La Traviata, die große Oper von Guiseppe Verdi, stellt die Doppelzüngigkeit der männlich dominierten Gesellschaft im 19. Jahrhundert aus. „Die vom Wege Abgekommene“ ist nämlich eigentlich keine: Mätresse ist damals in der Tat eine der wenigen – wenn auch nur halbwegs geduldeten – Möglichkeiten für Frauen, dem Fluch einer reichen Heirat oder der sonst zwingend folgenden Armut zu entkommen. Wenn schon ökonomische Abhängigkeiten, so die Logik von La Traviata, dann doch bitte mild gedämpft durch rauschende Partys der Pariser Elite und ordentlich viel zu trinken. Der Preis, der dafür zu zahlen ist, ist selbstverständlich alles andere als gering: Gefühle haben in dem Leben einer käuflichen Dame nichts zu suchen.

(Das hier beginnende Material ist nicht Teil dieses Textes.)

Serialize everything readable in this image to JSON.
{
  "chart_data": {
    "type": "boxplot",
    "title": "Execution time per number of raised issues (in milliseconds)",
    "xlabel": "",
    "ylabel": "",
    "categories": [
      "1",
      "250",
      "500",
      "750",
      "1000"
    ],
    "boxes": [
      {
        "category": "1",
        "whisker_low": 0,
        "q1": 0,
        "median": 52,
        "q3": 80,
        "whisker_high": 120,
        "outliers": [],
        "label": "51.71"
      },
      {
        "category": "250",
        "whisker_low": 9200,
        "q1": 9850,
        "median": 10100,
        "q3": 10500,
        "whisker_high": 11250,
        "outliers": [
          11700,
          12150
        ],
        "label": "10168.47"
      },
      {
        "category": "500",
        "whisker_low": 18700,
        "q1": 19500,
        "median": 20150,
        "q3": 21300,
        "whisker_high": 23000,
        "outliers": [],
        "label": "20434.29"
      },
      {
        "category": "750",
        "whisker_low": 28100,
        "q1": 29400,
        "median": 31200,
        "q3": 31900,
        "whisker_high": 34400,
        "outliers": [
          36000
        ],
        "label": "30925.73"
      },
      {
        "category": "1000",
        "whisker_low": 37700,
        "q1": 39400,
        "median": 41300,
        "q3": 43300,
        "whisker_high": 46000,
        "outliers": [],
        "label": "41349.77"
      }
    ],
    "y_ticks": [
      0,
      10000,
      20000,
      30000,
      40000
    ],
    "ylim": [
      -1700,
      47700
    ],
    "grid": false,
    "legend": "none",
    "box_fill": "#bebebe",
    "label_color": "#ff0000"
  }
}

Natürlich besinnen sich die Herrschaften kurz vor dem Tode Violettas noch eben rasch auf ihre gute Erziehung und eilen an das Krankenbett. Violetta kann Alfredo noch selbstlos an die nächste Braut empfehlen, bevor sie – endlich und verdient – sterben darf. Denn erst im Tod, das macht das letzte kraftvolle Bild in dieser Inszenierung klar, ist Violetta wirklich frei: Hier gibt es keine Abhängigkeiten, kein Geld und keine sozialen Doppeldeutigkeiten.
Während die Männer sich jammernd auf ihre sterblichen Überreste werfen und beteuern, wie sehr sie sie dann doch lieben und brauchen, steht sie auf und geht davon – alleine, ohne Bedauern und ohne sich noch einmal nach den Menschen umzudrehen, die ihr das Leben zur Hölle gemacht haben. Sie braucht sie jetzt nicht mehr.